Steigenden Wettbewerb durch ausländische Käufer fürchtet LIP Invest nicht, da man sich überwiegend in Objektwerten zwischen zehn und 40 Millionen Euro bewege. Ausländische Käufer investierten meist in Großprojekte, so LIP Invest. Nicolai Soltau sagt dazu: „Ausländische Investoren verfolgen am Markt meist die höherrentierlichen Anlagestrategien und streben generell zweistellige Total Returns an, also eine IRR von zehn oder fünfzehn Prozent.“ Dabei handele es sich oftmals um Objekte mit einem höheren Investitionsanteil in die Bestands- und Expansionsflächen, um Werte zu schaffen. „Investoren setzen hier darauf, dass Flächen weiterentwickelt werden können.
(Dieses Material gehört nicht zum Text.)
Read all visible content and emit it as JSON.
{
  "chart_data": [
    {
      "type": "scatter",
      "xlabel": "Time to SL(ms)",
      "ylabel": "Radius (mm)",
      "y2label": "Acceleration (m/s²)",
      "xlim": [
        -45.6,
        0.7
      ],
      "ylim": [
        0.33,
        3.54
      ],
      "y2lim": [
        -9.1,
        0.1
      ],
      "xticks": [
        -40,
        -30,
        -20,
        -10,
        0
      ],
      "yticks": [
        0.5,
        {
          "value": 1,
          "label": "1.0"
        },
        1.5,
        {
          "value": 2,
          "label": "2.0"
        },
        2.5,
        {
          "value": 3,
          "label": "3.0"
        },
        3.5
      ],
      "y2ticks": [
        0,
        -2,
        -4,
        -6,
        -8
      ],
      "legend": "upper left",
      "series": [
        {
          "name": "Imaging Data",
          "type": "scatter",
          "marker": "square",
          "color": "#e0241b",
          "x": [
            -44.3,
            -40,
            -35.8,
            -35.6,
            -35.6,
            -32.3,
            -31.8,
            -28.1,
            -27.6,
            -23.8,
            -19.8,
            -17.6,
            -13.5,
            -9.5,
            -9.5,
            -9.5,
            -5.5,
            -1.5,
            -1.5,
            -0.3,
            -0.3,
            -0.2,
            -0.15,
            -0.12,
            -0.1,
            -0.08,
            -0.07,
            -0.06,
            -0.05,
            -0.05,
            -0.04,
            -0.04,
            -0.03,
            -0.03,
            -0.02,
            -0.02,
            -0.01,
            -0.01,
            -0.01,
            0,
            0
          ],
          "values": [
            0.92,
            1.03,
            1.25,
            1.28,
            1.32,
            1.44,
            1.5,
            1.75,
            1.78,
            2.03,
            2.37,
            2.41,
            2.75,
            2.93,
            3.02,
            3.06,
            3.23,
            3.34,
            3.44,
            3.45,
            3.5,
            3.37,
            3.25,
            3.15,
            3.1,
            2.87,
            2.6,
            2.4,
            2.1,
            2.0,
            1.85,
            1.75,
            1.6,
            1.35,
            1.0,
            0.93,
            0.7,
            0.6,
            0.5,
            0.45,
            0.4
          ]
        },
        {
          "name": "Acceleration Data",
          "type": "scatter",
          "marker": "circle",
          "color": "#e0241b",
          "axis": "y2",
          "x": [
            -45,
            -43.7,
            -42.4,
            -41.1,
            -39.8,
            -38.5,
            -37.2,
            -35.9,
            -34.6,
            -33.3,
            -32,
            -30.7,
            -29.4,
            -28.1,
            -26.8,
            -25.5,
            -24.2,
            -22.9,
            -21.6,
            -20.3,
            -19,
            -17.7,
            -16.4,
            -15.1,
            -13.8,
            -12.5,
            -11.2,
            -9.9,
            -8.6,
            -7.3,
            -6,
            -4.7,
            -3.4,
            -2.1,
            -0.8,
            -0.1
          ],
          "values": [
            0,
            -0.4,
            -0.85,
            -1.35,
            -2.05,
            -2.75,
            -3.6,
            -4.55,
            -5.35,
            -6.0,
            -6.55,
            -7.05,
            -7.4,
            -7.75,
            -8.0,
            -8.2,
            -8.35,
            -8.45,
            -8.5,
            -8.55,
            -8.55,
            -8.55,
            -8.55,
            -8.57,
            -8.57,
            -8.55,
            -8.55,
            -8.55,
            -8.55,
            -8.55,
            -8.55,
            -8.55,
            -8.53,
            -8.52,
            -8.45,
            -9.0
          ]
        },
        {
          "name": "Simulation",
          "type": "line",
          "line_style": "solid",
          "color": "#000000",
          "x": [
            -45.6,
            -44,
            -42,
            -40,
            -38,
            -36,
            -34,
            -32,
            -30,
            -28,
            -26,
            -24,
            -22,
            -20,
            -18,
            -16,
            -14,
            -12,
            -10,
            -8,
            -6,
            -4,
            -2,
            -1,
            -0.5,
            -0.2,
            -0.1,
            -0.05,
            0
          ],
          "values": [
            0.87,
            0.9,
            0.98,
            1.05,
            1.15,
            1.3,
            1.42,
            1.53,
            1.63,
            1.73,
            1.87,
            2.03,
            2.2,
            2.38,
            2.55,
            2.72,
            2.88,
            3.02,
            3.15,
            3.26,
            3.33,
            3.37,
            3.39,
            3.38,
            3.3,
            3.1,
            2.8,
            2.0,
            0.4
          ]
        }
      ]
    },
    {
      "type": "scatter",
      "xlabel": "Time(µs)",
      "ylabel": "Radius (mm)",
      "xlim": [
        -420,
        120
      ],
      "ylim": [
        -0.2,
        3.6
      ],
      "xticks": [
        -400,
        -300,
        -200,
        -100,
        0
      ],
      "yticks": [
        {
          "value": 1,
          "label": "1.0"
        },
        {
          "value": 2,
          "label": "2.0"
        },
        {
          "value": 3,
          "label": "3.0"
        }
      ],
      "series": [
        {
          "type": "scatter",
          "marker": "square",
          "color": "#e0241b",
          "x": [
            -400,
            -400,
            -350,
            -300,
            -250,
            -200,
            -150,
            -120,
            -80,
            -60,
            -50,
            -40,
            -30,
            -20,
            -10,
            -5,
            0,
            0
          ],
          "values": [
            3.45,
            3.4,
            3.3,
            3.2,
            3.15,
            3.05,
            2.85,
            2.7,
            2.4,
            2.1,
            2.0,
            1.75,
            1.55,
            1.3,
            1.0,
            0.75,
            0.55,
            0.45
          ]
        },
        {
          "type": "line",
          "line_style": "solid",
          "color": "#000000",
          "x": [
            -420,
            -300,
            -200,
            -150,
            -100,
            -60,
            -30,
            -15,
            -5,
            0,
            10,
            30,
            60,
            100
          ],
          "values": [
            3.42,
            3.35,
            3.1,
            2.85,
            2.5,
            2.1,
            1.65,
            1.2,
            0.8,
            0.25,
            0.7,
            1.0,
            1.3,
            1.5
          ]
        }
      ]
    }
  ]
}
Sie nehmen bewusst ein Entwicklungsrisiko. Das ist dann eher Core plus mit einem Value-add-Ansatz“, konstatiert Soltau von Patrizia.
Es dauere inzwischen länger, um Objekte zu vermieten, berichten Soltau und auch Daun übereinstimmend. „Durch die Rezession sehen wir, dass jede Nachvermietung deutlich länger dauert“, sagt zum Beispiel Jan Philipp Daun. Langfristig werde aber auch der in den vergangenen zwei Jahren lahmende E-Commerce-Trend wieder anziehen, erwartet er, auch weil wichtige Anbieter in Zukunft auf Same-Day-Delivery umstellen wollten. Entscheidend für die Rendite-Aussichten sei eine sehr gute Lage, betont Daun. Zudem stellten Investoren sowie Mieter auch immer höhere Anforderungen an ESG. „Eine Wärmepumpe wie auch eine Photovoltaikanlage sind mittlerweile Standard. Wenn Sie das nicht haben, ist es kein Core“, berichtet Daun. Über die verstärkten Nachhaltigkeitsberichtspflichten (Stichwort: Corporate Sustainability Reporting Directive, CSRD) sei das Thema ESG auch bei Mietern angekommen. Allerdings übt Daun an der Wärmepumpe als Allheilmittel auch Kritik: „Früher hatten wir im Kommissionierungsbereich Gasdunkelstrahler, die dafür gesorgt haben, dass es dort warm ist, wo Menschen arbeiten. Heute heizt die Wärmepumpe durch den Luftaustausch die ganze Halle, auch die Regale. Die Wärmepumpe bringt für Mieter viel höhere Heizkosten mit sich, ganz zu schweigen vom Energieverbrauch.“ Ob das Thema Wärmepumpe sich unter Nachhaltigkeitsgesichtspunkten langfristig halten könne, bleibe daher abzuwarten, so Daun. Was bleiben wird, unabhängig von der Konjunktur, ist die vielerorts hohe Flächenknappheit, denn auf der grünen Wiese werde kaum noch gebaut. „Greenfield-Entwicklungen sind vorbei“, resümiert Daun.